Face au mécontentement grandissant sur les marchés ces mois derniers, le gouvernement de Narendra Modi avait déjà tenté d’enrayer une flambée des prix dû à la récolte diminuée en raison de la sécheresse. En juin, il avait lancé l’achat de 50 000 tonnes d’oignons en vue de pouvoir jouer sur les marchés en cas d’augmentation trop violente des prix de vente mais cela n’a pas suffit à infléchir la dangereuse montée des prix.

Le 29 septembre dernier, dans le but de contrôler les prix « devenus fous », le gouvernement indien a annoncé que l’exportation d’oignons était interdite et que cette mesure prenait effet immédiatement. Cette mesure prévoit également que sur les stocks indiens soient plafonnés. Les fournisseurs comme les détaillants ne pourront stocker qu’une certaine quantité, devant obligatoirement mettre en vente le reste.

Une pénurie annoncée dans toute la région

Conséquence de la rétention des oignons indiens, les autres pays de la région commencent à voir de moins en moins d’oignons sur leurs marchés alors que leurs prix flambent. Au Bangladesh, qui dépend à 60 % des oignons indiens, les prix ont doublé ces dernières semaines et sur les marchés, les oignons s’échangent à près d’1,2 € le kilo, atteignant le record de décembre 2013. « Les prix sont à la hausse ailleurs également comme en Asie ou en Europe.
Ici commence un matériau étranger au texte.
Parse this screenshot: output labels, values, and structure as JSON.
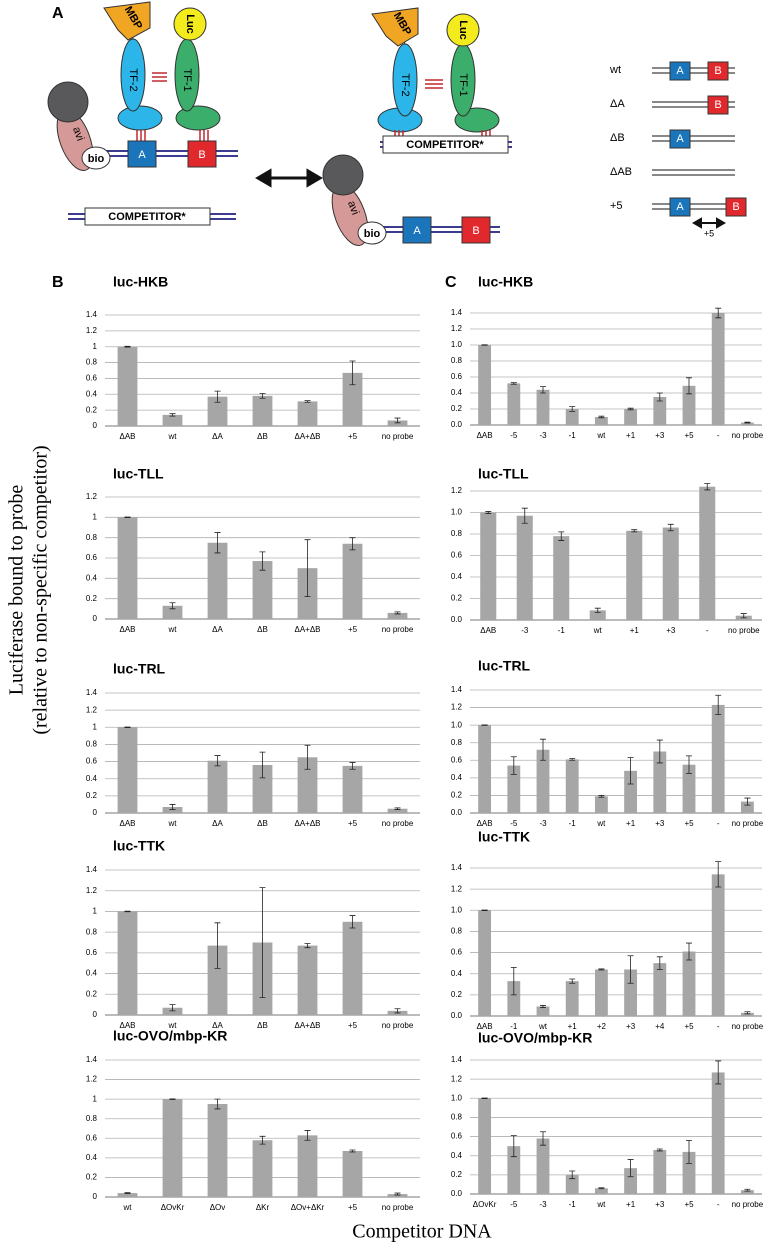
{
  "panel_a": {
    "label": "A",
    "left": {
      "mbp": "MBP",
      "luc": "Luc",
      "tf2": "TF-2",
      "tf1": "TF-1",
      "avi": "avi",
      "bio": "bio",
      "site_a": "A",
      "site_b": "B",
      "competitor": "COMPETITOR*"
    },
    "right": {
      "mbp": "MBP",
      "luc": "Luc",
      "tf2": "TF-2",
      "tf1": "TF-1",
      "avi": "avi",
      "bio": "bio",
      "site_a": "A",
      "site_b": "B",
      "competitor": "COMPETITOR*"
    },
    "legend": {
      "rows": [
        "wt",
        "ΔA",
        "ΔB",
        "ΔAB",
        "+5"
      ],
      "site_a": "A",
      "site_b": "B",
      "offset": "+5"
    }
  },
  "panel_labels": {
    "b": "B",
    "c": "C"
  },
  "y_label": [
    "Luciferase bound to probe",
    "(relative to non-specific competitor)"
  ],
  "x_label": "Competitor DNA",
  "chart_data": [
    {
      "type": "bar",
      "title": "luc-HKB",
      "color": "#a6a6a6",
      "grid": true,
      "ylim": [
        0,
        1.4
      ],
      "yticks": [
        0,
        0.2,
        0.4,
        0.6,
        0.8,
        1,
        1.2,
        1.4
      ],
      "categories": [
        "ΔAB",
        "wt",
        "ΔA",
        "ΔB",
        "ΔA+ΔB",
        "+5",
        "no probe"
      ],
      "values": [
        1.0,
        0.14,
        0.37,
        0.38,
        0.31,
        0.67,
        0.07
      ],
      "errors": [
        0.005,
        0.015,
        0.07,
        0.03,
        0.01,
        0.15,
        0.03
      ]
    },
    {
      "type": "bar",
      "title": "luc-TLL",
      "color": "#a6a6a6",
      "grid": true,
      "ylim": [
        0,
        1.2
      ],
      "yticks": [
        0,
        0.2,
        0.4,
        0.6,
        0.8,
        1,
        1.2
      ],
      "categories": [
        "ΔAB",
        "wt",
        "ΔA",
        "ΔB",
        "ΔA+ΔB",
        "+5",
        "no probe"
      ],
      "values": [
        1.0,
        0.13,
        0.75,
        0.57,
        0.5,
        0.74,
        0.06
      ],
      "errors": [
        0.003,
        0.03,
        0.1,
        0.09,
        0.28,
        0.06,
        0.01
      ]
    },
    {
      "type": "bar",
      "title": "luc-TRL",
      "color": "#a6a6a6",
      "grid": true,
      "ylim": [
        0,
        1.4
      ],
      "yticks": [
        0,
        0.2,
        0.4,
        0.6,
        0.8,
        1,
        1.2,
        1.4
      ],
      "categories": [
        "ΔAB",
        "wt",
        "ΔA",
        "ΔB",
        "ΔA+ΔB",
        "+5",
        "no probe"
      ],
      "values": [
        1.0,
        0.07,
        0.61,
        0.56,
        0.65,
        0.55,
        0.05
      ],
      "errors": [
        0.003,
        0.03,
        0.06,
        0.15,
        0.14,
        0.04,
        0.01
      ]
    },
    {
      "type": "bar",
      "title": "luc-TTK",
      "color": "#a6a6a6",
      "grid": true,
      "ylim": [
        0,
        1.4
      ],
      "yticks": [
        0,
        0.2,
        0.4,
        0.6,
        0.8,
        1,
        1.2,
        1.4
      ],
      "categories": [
        "ΔAB",
        "wt",
        "ΔA",
        "ΔB",
        "ΔA+ΔB",
        "+5",
        "no probe"
      ],
      "values": [
        1.0,
        0.07,
        0.67,
        0.7,
        0.67,
        0.9,
        0.04
      ],
      "errors": [
        0.003,
        0.03,
        0.22,
        0.53,
        0.02,
        0.06,
        0.02
      ]
    },
    {
      "type": "bar",
      "title": "luc-OVO/mbp-KR",
      "color": "#a6a6a6",
      "grid": true,
      "ylim": [
        0,
        1.4
      ],
      "yticks": [
        0,
        0.2,
        0.4,
        0.6,
        0.8,
        1,
        1.2,
        1.4
      ],
      "categories": [
        "wt",
        "ΔOvKr",
        "ΔOv",
        "ΔKr",
        "ΔOv+ΔKr",
        "+5",
        "no probe"
      ],
      "values": [
        0.04,
        1.0,
        0.95,
        0.58,
        0.63,
        0.47,
        0.03
      ],
      "errors": [
        0.005,
        0.003,
        0.05,
        0.04,
        0.05,
        0.01,
        0.01
      ]
    },
    {
      "type": "bar",
      "title": "luc-HKB",
      "color": "#a6a6a6",
      "grid": true,
      "ylim": [
        0,
        1.4
      ],
      "yticks": [
        {
          "value": 0,
          "label": "0.0"
        },
        0.2,
        0.4,
        0.6,
        0.8,
        {
          "value": 1,
          "label": "1.0"
        },
        1.2,
        1.4
      ],
      "categories": [
        "ΔAB",
        "-5",
        "-3",
        "-1",
        "wt",
        "+1",
        "+3",
        "+5",
        "-",
        "no probe"
      ],
      "values": [
        1.0,
        0.52,
        0.44,
        0.2,
        0.1,
        0.2,
        0.35,
        0.49,
        1.4,
        0.03
      ],
      "errors": [
        0.003,
        0.01,
        0.04,
        0.03,
        0.01,
        0.01,
        0.05,
        0.1,
        0.06,
        0.005
      ]
    },
    {
      "type": "bar",
      "title": "luc-TLL",
      "color": "#a6a6a6",
      "grid": true,
      "ylim": [
        0,
        1.2
      ],
      "yticks": [
        {
          "value": 0,
          "label": "0.0"
        },
        0.2,
        0.4,
        0.6,
        0.8,
        {
          "value": 1,
          "label": "1.0"
        },
        1.2
      ],
      "categories": [
        "ΔAB",
        "-3",
        "-1",
        "wt",
        "+1",
        "+3",
        "-",
        "no probe"
      ],
      "values": [
        1.0,
        0.97,
        0.78,
        0.09,
        0.83,
        0.86,
        1.24,
        0.04
      ],
      "errors": [
        0.01,
        0.07,
        0.04,
        0.02,
        0.01,
        0.03,
        0.03,
        0.02
      ]
    },
    {
      "type": "bar",
      "title": "luc-TRL",
      "color": "#a6a6a6",
      "grid": true,
      "ylim": [
        0,
        1.4
      ],
      "yticks": [
        {
          "value": 0,
          "label": "0.0"
        },
        0.2,
        0.4,
        0.6,
        0.8,
        {
          "value": 1,
          "label": "1.0"
        },
        1.2,
        1.4
      ],
      "categories": [
        "ΔAB",
        "-5",
        "-3",
        "-1",
        "wt",
        "+1",
        "+3",
        "+5",
        "-",
        "no probe"
      ],
      "values": [
        1.0,
        0.54,
        0.72,
        0.61,
        0.19,
        0.48,
        0.7,
        0.55,
        1.23,
        0.13
      ],
      "errors": [
        0.003,
        0.1,
        0.12,
        0.01,
        0.01,
        0.15,
        0.13,
        0.1,
        0.11,
        0.04
      ]
    },
    {
      "type": "bar",
      "title": "luc-TTK",
      "color": "#a6a6a6",
      "grid": true,
      "ylim": [
        0,
        1.4
      ],
      "yticks": [
        {
          "value": 0,
          "label": "0.0"
        },
        0.2,
        0.4,
        0.6,
        0.8,
        {
          "value": 1,
          "label": "1.0"
        },
        1.2,
        1.4
      ],
      "categories": [
        "ΔAB",
        "-1",
        "wt",
        "+1",
        "+2",
        "+3",
        "+4",
        "+5",
        "-",
        "no probe"
      ],
      "values": [
        1.0,
        0.33,
        0.09,
        0.33,
        0.44,
        0.44,
        0.5,
        0.61,
        1.34,
        0.03
      ],
      "errors": [
        0.003,
        0.13,
        0.01,
        0.02,
        0.005,
        0.13,
        0.06,
        0.08,
        0.12,
        0.01
      ]
    },
    {
      "type": "bar",
      "title": "luc-OVO/mbp-KR",
      "color": "#a6a6a6",
      "grid": true,
      "ylim": [
        0,
        1.4
      ],
      "yticks": [
        {
          "value": 0,
          "label": "0.0"
        },
        0.2,
        0.4,
        0.6,
        0.8,
        {
          "value": 1,
          "label": "1.0"
        },
        1.2,
        1.4
      ],
      "categories": [
        "ΔOvKr",
        "-5",
        "-3",
        "-1",
        "wt",
        "+1",
        "+3",
        "+5",
        "-",
        "no probe"
      ],
      "values": [
        1.0,
        0.5,
        0.58,
        0.2,
        0.06,
        0.27,
        0.46,
        0.44,
        1.27,
        0.04
      ],
      "errors": [
        0.003,
        0.11,
        0.07,
        0.04,
        0.005,
        0.09,
        0.01,
        0.12,
        0.12,
        0.01
      ]
    }
  ]
}
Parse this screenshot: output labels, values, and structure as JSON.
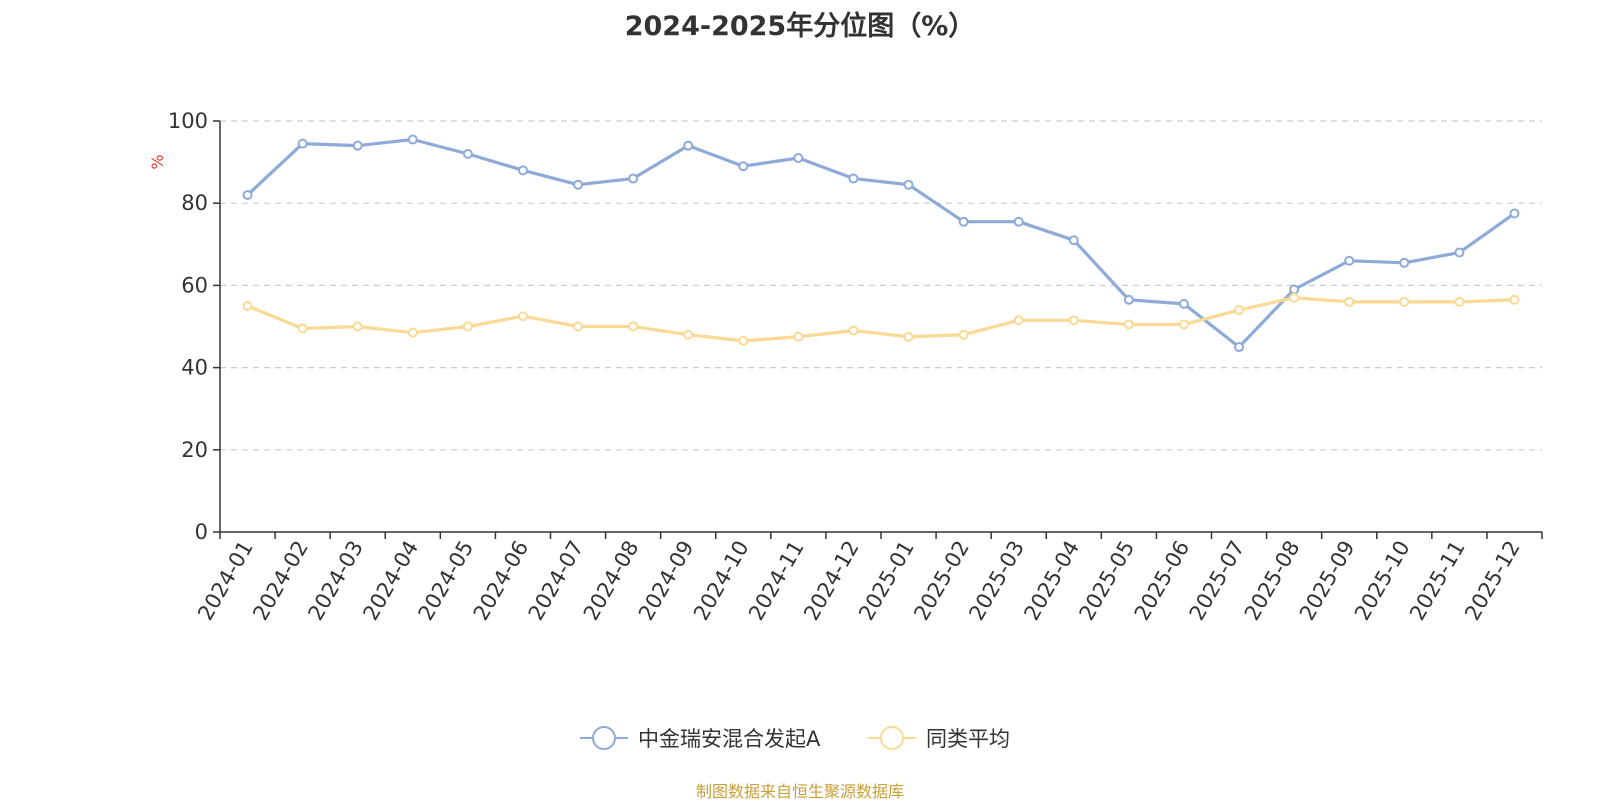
{
  "title": "2024-2025年分位图（%）",
  "footer": "制图数据来自恒生聚源数据库",
  "chart_data": {
    "type": "line",
    "title": "2024-2025年分位图（%）",
    "ylabel": "%",
    "xlabel": "",
    "ylim": [
      0,
      100
    ],
    "yticks": [
      "0",
      "20",
      "40",
      "60",
      "80",
      "100"
    ],
    "grid": true,
    "legend_position": "bottom",
    "categories": [
      "2024-01",
      "2024-02",
      "2024-03",
      "2024-04",
      "2024-05",
      "2024-06",
      "2024-07",
      "2024-08",
      "2024-09",
      "2024-10",
      "2024-11",
      "2024-12",
      "2025-01",
      "2025-02",
      "2025-03",
      "2025-04",
      "2025-05",
      "2025-06",
      "2025-07",
      "2025-08",
      "2025-09",
      "2025-10",
      "2025-11",
      "2025-12"
    ],
    "series": [
      {
        "name": "中金瑞安混合发起A",
        "color": "#8eaad8",
        "values": [
          82,
          94.5,
          94,
          95.5,
          92,
          88,
          84.5,
          86,
          94,
          89,
          91,
          86,
          84.5,
          75.5,
          75.5,
          71,
          56.5,
          55.5,
          45,
          59,
          66,
          65.5,
          68,
          77.5
        ]
      },
      {
        "name": "同类平均",
        "color": "#fad995",
        "values": [
          55,
          49.5,
          50,
          48.5,
          50,
          52.5,
          50,
          50,
          48,
          46.5,
          47.5,
          49,
          47.5,
          48,
          51.5,
          51.5,
          50.5,
          50.5,
          54,
          57,
          56,
          56,
          56,
          56.5
        ]
      }
    ]
  }
}
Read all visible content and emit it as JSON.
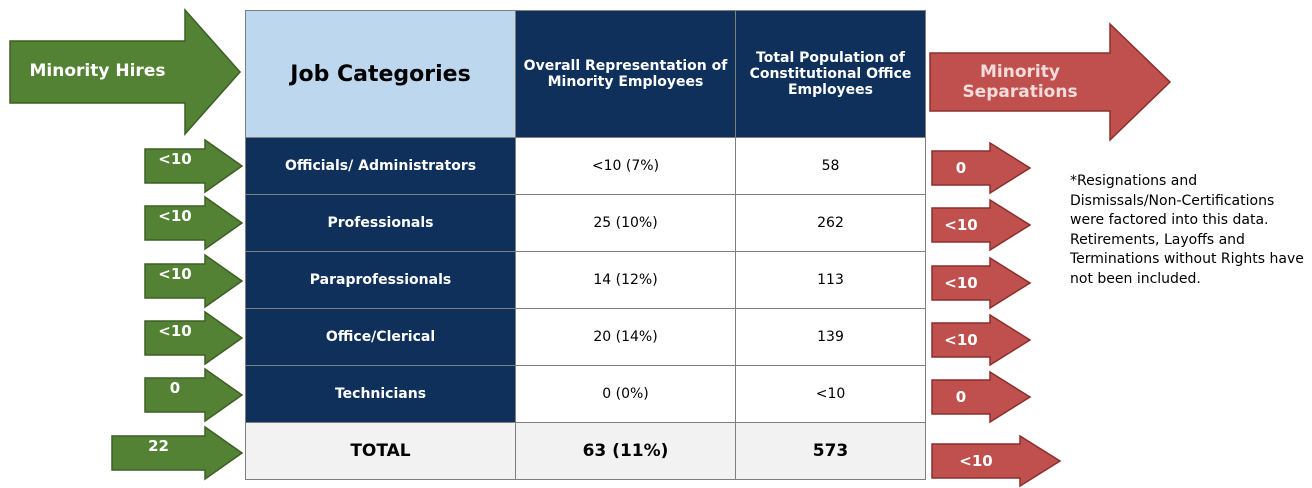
{
  "left_header": "Minority Hires",
  "right_header": "Minority Separations",
  "table": {
    "headers": [
      "Job Categories",
      "Overall Representation of Minority Employees",
      "Total Population of Constitutional Office Employees"
    ],
    "rows": [
      [
        "Officials/ Administrators",
        "<10 (7%)",
        "58"
      ],
      [
        "Professionals",
        "25 (10%)",
        "262"
      ],
      [
        "Paraprofessionals",
        "14 (12%)",
        "113"
      ],
      [
        "Office/Clerical",
        "20 (14%)",
        "139"
      ],
      [
        "Technicians",
        "0 (0%)",
        "<10"
      ],
      [
        "TOTAL",
        "63 (11%)",
        "573"
      ]
    ]
  },
  "hires": [
    "<10",
    "<10",
    "<10",
    "<10",
    "0",
    "22"
  ],
  "separations": [
    "0",
    "<10",
    "<10",
    "<10",
    "0",
    "<10"
  ],
  "note": "*Resignations and Dismissals/Non-Certifications were factored into this data. Retirements, Layoffs and Terminations without  Rights have not been included."
}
Les autres pays exportateurs d’oignons prennent avantage de la situation en augmentant leurs tarifs » explique Mohammad Idris, un intermédiaire basé à Dhaka.

Pour contrer la situation, le gouvernement du Bangladesh cherche à trouver d’autres sources d’approvisionnement comme l’Iran, la Turquie ou la Chine. « Il faut un mois pour les faire venir d’Égypte et environ 25 jours depuis la Chine alors que quelques jours suffisent pour ceux indiens » reprend Mohammad Idris.

A Katmandou, au Népal, les consommateurs tentent de changer leurs habitudes alimentaires alors que les marchands vendent leurs vieux stocks à des prix multipliés par deux. « Nous ne pouvons pas les fabriquer dans des usines et notre production est minime. Notre seule alternative c’est de consommer moins d’oignons » reprend Bijaya Shrestha du marché de Kalimati dans la capitale népalaise. Pour compenser la perte des oignons indiens, le Népal a accentué l’importation de ceux de Chine qui ne connaissent pas un franc succès car réputés « trop gros et piquants ».

Du fait de son omniprésence dans la gastronomie indienne, l’oignon est pour les gouvernements successifs du pays un enjeu majeur de pérennité politique. Plusieurs crises de prix de ces légumes ont entraîné dans leur sillage d’importantes défaites politiques. Le BJP, actuellement au pouvoir en a déjà fait les frais comme en 1998 et leur échec à conserver New Delhi et Indira Gandhi est revenue au pouvoir en 1980 en mettant en parallèle le prix des oignons et les échecs économiques du gouvernement sortant.